Interview

Flexport CEO Ryan Petersen: tariff chaos continues as 90-day pause expires, companies stuck waiting to plan

Jul 8, 2025 with Ryan Petersen

Key Points

  • The 90-day tariff pause expired July 8, but a Truth Social post pushed the effective collection date to August 1, giving importers a three-week window to rush goods at 10% baseline rates before country-specific duties spike.
  • China's tariff rate dropped from 145% to 30%, stabilizing customer sentiment after April warnings of mass insolvencies, though new country-level rates announced hours before this interview have not yet moved freight bookings.
  • The administration signaled transshipped goods through Vietnam will face higher duties but has not published formal rules, leaving supply chain teams unable to model risk or plan sourcing strategy.
Flexport CEO Ryan Petersen: tariff chaos continues as 90-day pause expires, companies stuck waiting to plan

Summary

The 90-day pause on reciprocal tariffs that rattled global trade in April expired July 8, with rates reverting to their original April 2 levels at midnight. Ryan Petersen, CEO of Flexport, notes that a subsequent Truth Social post moved the effective collection date to August 1, creating a roughly three-week window for importers to rush goods in at the 10% baseline rate before higher country-specific duties kick in. That short runway is already shaping shipping decisions, though Petersen cautions that booking data is too fresh to draw firm conclusions.

China Tariffs: The Real Pressure Valve

The tariff move that genuinely disrupted freight markets was the 145% China rate announced in April. Its reduction to 30% has stabilized the situation considerably. Petersen describes customer sentiment as broadly normalised compared to 90 days ago, when he says importers were warning him of mass insolvencies. The caveat is that new country-level rates announced in the 24 hours before the interview had not yet filtered through freight booking behaviour.

Transshipment Rules: Undefined and Consequential

The administration has signalled that goods transshipped through Vietnam will face higher duties, but no formal rule has been published in the Code of Federal Regulations. Under existing customs law, transshipment has no effect on duty liability unless a product undergoes "substantial transformation" in the intermediate country, meaning it legally becomes a product of that country. Until the administration defines what it means by transshipment in this new context, supply chain teams cannot model the risk. Petersen argues the underlying goal is to pressure third countries like Vietnam to impose their own duties on Chinese inputs, effectively building a tariff coalition against China.

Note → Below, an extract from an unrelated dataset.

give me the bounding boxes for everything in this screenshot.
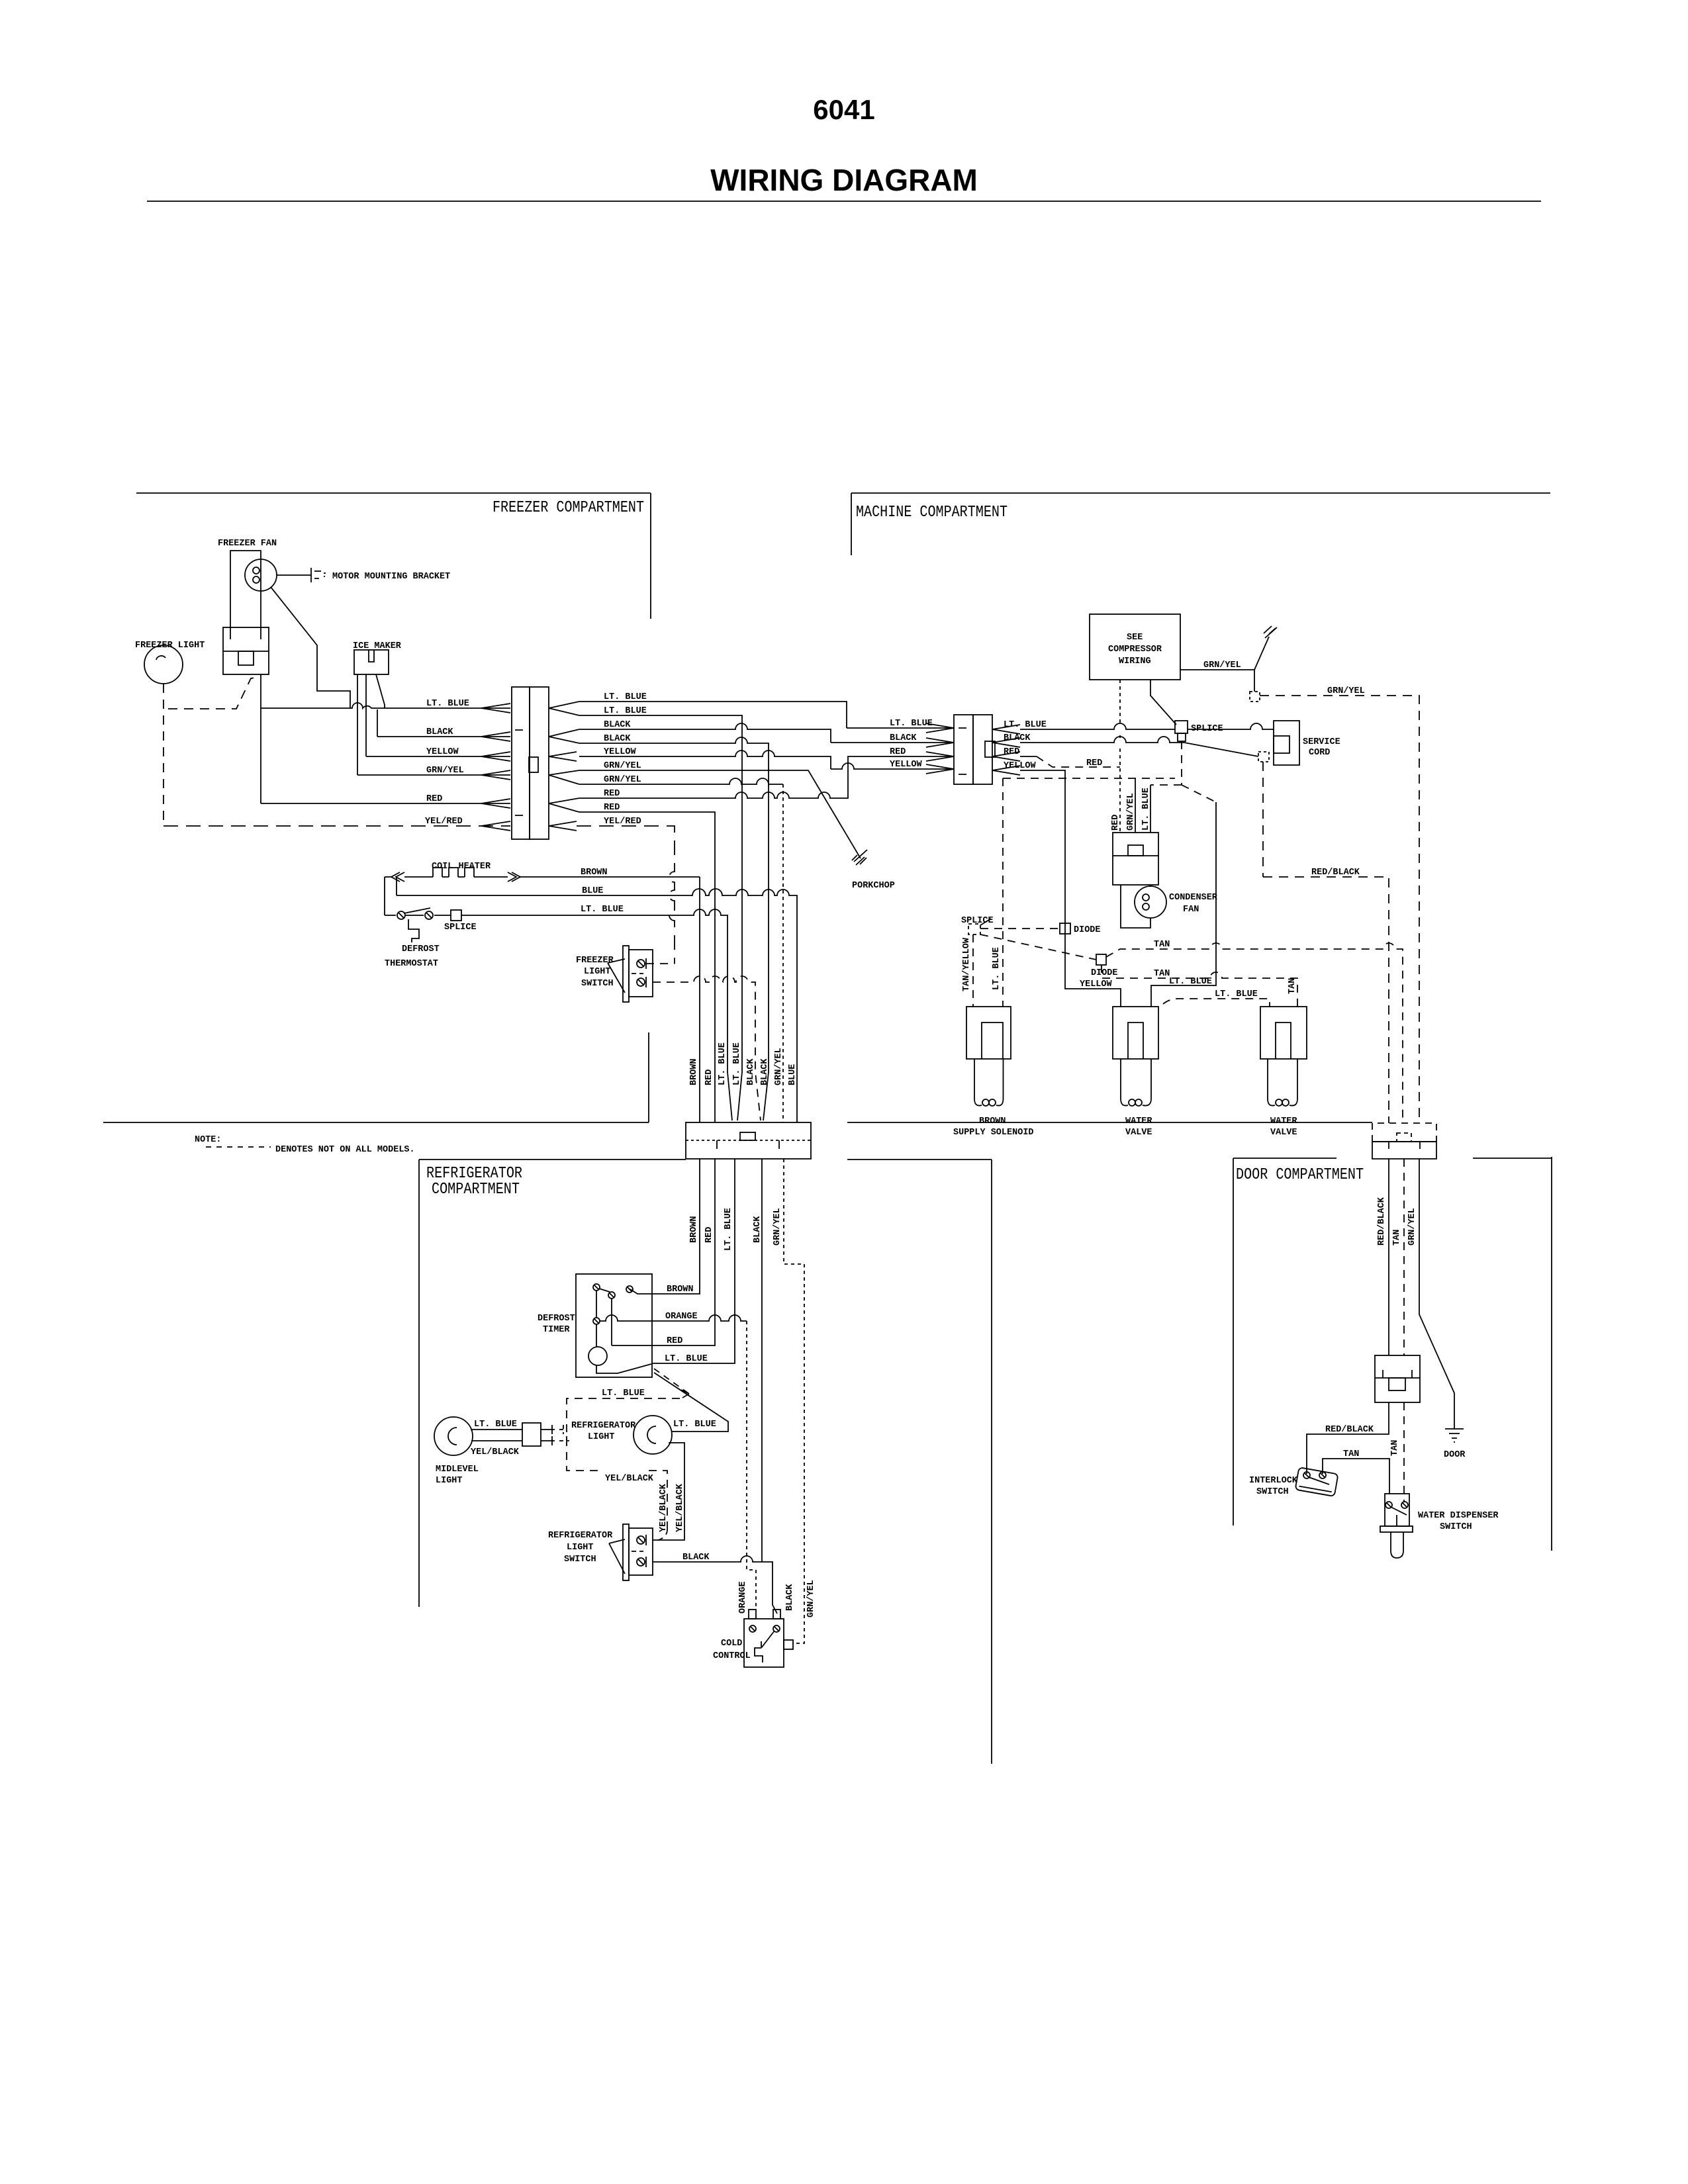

Vietnam, which offered the US duty-free access on American goods as a concession, still ended up with a 20-25% rate plus the unresolved transshipment provision, suggesting the floor for even cooperative trading partners is meaningful. The UK, which runs a trade deficit with the US, secured a 10% rate along with automotive exemptions, signalling to other countries that 10% is likely the best achievable outcome regardless of trade balance.

Tariff Structure: Three Variables Driving Every Decision

Duty liability on any shipment is determined by three factors: country of origin, product classification (including whether goods contain steel or aluminium components), and valuation. Petersen highlights a case where a US bicycle manufacturer that imports components and assembles domestically now faces duties on those components while finished imported bicycles received an exemption, creating a perverse incentive to offshore the assembly entirely.

Temu and Shein: De Minimis Disruption Fading

Both Temu and Shein appear to be transacting again after a brief halt when the de minimis exemption was closed. Because customs duties apply to the wholesale declared value, not the consumer retail price, the effective price increase to shoppers is meaningfully smaller than headline tariff rates suggest. Meanwhile, US apparel brands that compete directly with Shein report sales up materially, with Flexport's own fulfilment data showing customers exceeding forecasts, likely as consumer spend shifts away from the Chinese platforms.

Amazon's Structural Exposure

Petersen flags that 60% of Amazon marketplace sellers have no US legal entity, importing directly as foreign companies without a domestic party accountable to customs or product safety law. A bipartisan effort in Washington is pushing legislation that would require a US-registered importer of record. If passed, this would structurally disadvantage the long tail of Chinese-origin marketplace sellers that dominate commodity search results on Amazon today.

Strait of Hormuz: Market Scepticism

Despite heightened Middle East tensions, oil prices showed no sustained reaction, and when Iran threatened to close the Strait of Hormuz, prices actually fell 6%. Petersen reads this as markets treating the threat as non-credible, partly because roughly 25% of global oil supply transits Hormuz and China is a primary beneficiary, making Iranian action against that flow strategically self-defeating. Containerised trade through the strait represents only about 2% of global container volume, making the conflict largely irrelevant for freight markets.

Interest Rates and Inventory Financing

Petersen expects a rate cut cycle to trigger a significant capital expenditure and inventory investment surge, arguing that the low-rate era of 2% borrowing costs trained businesses to underinvest and that the lesson has been learned. He notes Amazon aggregators with heavy debt loads are already showing stress in the current rate environment, consistent with broader reports of that business model contracting.